The real darling these days seems to be the cash-back rewards cards. This year, three cash-back cards came off the proverbial factory line, while two issuers — Discover and Chase — enhanced their cash-back programs.

“Banks are putting a lot of money behind their cash cards,” says Miller. “Just look at TV: BankAmericard has its 1-2-3 ad campaign. Capital One Cash has Jimmy Fallon.”

Capital One got the ball rolling in February with its Capital One Journey Student Rewards Credit Card. Students earn 1 percent on all purchases. As a bonus for good behavior, students receive an extra 25 percent every month they pay their bill on time.

The issuer followed up in August with its Capital One Cash card, which offers cardholders 1 percent on all purchases, a 50 percent anniversary bonus on cash earned the previous year and $100 cash back after spending $500 in the first three months.

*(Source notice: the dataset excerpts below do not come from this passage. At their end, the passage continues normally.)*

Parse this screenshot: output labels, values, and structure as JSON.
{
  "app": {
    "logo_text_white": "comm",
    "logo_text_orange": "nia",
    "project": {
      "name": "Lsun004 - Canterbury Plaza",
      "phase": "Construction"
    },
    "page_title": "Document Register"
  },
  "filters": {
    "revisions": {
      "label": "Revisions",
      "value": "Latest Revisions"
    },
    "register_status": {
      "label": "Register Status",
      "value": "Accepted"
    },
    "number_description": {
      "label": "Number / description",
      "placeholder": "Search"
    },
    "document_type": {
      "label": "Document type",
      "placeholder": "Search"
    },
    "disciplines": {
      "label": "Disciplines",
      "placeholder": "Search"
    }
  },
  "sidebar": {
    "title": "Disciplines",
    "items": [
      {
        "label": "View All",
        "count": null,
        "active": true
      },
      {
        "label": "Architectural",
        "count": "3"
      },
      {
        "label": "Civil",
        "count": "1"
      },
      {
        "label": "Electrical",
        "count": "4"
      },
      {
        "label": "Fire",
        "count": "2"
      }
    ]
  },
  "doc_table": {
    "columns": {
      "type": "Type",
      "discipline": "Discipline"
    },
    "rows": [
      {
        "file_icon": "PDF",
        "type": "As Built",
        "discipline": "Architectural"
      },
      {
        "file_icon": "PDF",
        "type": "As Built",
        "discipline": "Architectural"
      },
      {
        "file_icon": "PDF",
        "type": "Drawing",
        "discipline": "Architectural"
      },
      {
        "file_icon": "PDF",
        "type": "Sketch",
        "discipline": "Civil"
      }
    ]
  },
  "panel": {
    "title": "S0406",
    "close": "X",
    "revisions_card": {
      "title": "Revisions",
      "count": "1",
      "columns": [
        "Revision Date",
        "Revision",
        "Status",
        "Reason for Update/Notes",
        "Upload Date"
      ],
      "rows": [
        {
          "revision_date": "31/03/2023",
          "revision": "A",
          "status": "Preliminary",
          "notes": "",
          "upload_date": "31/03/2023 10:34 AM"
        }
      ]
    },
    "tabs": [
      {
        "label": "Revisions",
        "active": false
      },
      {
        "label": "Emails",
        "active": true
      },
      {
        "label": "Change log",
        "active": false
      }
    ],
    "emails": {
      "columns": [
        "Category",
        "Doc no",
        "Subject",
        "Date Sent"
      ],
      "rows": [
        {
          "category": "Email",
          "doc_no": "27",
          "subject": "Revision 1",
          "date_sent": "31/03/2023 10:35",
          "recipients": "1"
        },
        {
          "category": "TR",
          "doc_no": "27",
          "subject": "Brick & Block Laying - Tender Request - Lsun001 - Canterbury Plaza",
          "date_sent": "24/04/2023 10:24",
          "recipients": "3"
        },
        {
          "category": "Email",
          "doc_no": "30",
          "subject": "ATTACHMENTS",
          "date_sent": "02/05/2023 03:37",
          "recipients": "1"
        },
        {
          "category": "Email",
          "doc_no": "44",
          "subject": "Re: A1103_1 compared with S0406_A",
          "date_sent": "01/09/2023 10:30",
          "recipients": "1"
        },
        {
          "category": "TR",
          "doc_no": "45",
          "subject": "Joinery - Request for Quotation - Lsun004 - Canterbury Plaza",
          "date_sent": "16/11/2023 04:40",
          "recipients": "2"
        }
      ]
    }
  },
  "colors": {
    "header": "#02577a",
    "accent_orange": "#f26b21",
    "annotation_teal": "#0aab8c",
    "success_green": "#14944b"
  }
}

Bank of America also announced its BankAmericard Cash Rewards card that rewards cardholders up to 3 percent cash back on certain purchases. The deal is sweeter when consumers deposit their rewards into a Bank of America checking or savings account: They get an extra 10 percent more.

“Consumers are no longer interested in complicated rewards for products,” says Bill McCracken, CEO of Synergistics Research Corp. “What is foremost in our minds is cash or cash equivalent.”

Issuers cater to small biz

Small-business owners also got their fair share of cash-back options this year. Bank of America in May launched a suite of three small-business charge cards — two of which offered cash-back features.

The bank came back in August with its Cash Rewards for Business MasterCard that offered 1 percent on all purchases, 2 percent on dining, and 3 percent on office supplies, gas and computer services.

That same month, Capital One announced its Business No-Hassle Cash Premier credit card with 2 percent cash back on all purchases, plus a one-time bonus of $100 after spending $1,000 in the first three months.

“Small-business cards don’t have the same CARD Act protections as consumer cards, so issuers are rolling out new ones or enhancing existing cards,” says John Ulzheimer, president of consumer education at SmartCredit.com. “All the stuff the CARD Act got rid of is still fair game in the small-business world.”

The Credit Accountability, Responsibility and Disclosure Act of 2009, or the CARD Act, eliminated very profitable but questionable practices such as retroactive rate increases, unannounced fees and double-cycle billing. The rules, however, don’t apply to small-business credit cards.

Last, but not least

Citi also unveiled a new credit card this year that didn’t fall neatly into a category. The Citi Simplicity Card came out in July and features no late fees or penalty rate and one interest rate on all transactions — purchases, cash advances and balance transfers.

The company said the card is in response to consumer surveys that found that 2 in 5 people paid a bill late in the past year. Otherwise, the card has no bells and whistles, just the simple peace of mind that its name implies.